Filmmaker Tim Burton has gone to great creative and production lengths to make the new stop-action, animated black & white film, “Frankenweenie.” It’s a special project for Burton who started his career back in 1984 with a short film of the same title
The plot follows the traditional Frankenstein storyline. A young boy named Victor, voiced by Charlie Tahan, loses his beloved dog Sparky after the animal is hit by a car.
Overwrought by the loss, Victor eventually hatches a plan, spawned by a science experiment with a frog in school, that has him unearthing Sparky after he’s been buried and taking him to his family’s attic where Victor experiments with electricity and brings a stitched up Sparky back to life.
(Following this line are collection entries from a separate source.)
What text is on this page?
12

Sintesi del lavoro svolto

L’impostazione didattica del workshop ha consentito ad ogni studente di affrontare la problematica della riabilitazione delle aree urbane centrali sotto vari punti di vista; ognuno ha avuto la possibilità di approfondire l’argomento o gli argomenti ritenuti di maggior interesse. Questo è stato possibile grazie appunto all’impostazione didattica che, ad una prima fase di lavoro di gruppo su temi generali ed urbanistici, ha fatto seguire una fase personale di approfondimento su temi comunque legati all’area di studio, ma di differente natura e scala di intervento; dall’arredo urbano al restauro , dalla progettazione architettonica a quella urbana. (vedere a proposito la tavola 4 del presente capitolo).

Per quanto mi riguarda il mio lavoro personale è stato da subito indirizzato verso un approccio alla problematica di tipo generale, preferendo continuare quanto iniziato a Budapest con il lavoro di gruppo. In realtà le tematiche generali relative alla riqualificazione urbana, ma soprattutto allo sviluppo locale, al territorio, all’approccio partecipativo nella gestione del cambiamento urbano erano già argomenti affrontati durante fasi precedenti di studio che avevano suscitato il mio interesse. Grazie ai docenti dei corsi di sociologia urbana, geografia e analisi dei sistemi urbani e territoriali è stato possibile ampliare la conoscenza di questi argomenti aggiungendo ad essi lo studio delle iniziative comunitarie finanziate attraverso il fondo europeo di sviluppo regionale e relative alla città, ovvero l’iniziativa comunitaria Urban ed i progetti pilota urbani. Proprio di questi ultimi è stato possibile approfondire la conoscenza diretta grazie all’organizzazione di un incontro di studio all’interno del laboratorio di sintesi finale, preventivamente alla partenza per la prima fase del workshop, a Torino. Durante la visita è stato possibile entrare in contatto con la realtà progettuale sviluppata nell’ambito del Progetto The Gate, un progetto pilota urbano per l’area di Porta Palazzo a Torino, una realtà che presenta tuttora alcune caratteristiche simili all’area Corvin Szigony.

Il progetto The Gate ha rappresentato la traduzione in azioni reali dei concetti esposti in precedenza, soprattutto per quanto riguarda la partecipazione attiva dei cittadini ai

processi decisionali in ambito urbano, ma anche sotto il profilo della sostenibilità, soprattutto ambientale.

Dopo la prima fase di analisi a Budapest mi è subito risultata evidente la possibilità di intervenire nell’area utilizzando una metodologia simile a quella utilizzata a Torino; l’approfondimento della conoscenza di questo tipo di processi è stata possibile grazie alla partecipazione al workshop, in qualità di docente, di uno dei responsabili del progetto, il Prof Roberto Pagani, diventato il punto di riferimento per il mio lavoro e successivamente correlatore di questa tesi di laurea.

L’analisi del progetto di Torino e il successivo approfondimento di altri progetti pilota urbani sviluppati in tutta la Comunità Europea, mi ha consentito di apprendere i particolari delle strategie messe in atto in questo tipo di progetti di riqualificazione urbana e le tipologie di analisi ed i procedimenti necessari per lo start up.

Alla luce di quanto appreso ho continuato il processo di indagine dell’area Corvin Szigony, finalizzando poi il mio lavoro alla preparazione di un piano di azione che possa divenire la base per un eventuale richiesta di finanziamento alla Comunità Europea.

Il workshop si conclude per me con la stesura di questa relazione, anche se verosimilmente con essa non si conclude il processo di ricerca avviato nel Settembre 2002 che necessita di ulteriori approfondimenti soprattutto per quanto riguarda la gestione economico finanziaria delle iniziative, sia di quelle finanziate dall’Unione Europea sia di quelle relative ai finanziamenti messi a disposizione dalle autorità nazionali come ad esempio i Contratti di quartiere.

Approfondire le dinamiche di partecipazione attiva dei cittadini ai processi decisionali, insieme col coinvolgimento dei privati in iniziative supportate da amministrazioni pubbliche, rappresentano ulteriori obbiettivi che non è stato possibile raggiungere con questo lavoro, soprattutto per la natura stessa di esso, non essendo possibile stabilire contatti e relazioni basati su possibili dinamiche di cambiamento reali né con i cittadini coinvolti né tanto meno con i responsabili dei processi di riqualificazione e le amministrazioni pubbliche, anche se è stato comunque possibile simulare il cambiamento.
But Victor soon learns that his friends and the rest of the world aren’t really ready for his bit of highly charged science, plus he has to try valiantly to hide the “new” Sparky from his parents, whose voices are done by Martin Short and Catherine O’Hara.
Tim Burton marches to his own instincts and talents as a filmmaker, and “Frankenweenie,” with its dark, somber visuals and consistently bleak but agreeable look are vintage Burton. It’s far from Burton’s best work, but it worth seeing because like most of his films, it becomes a quickly acquired taste that you can never take for granted, and the anticipation will keep you glued.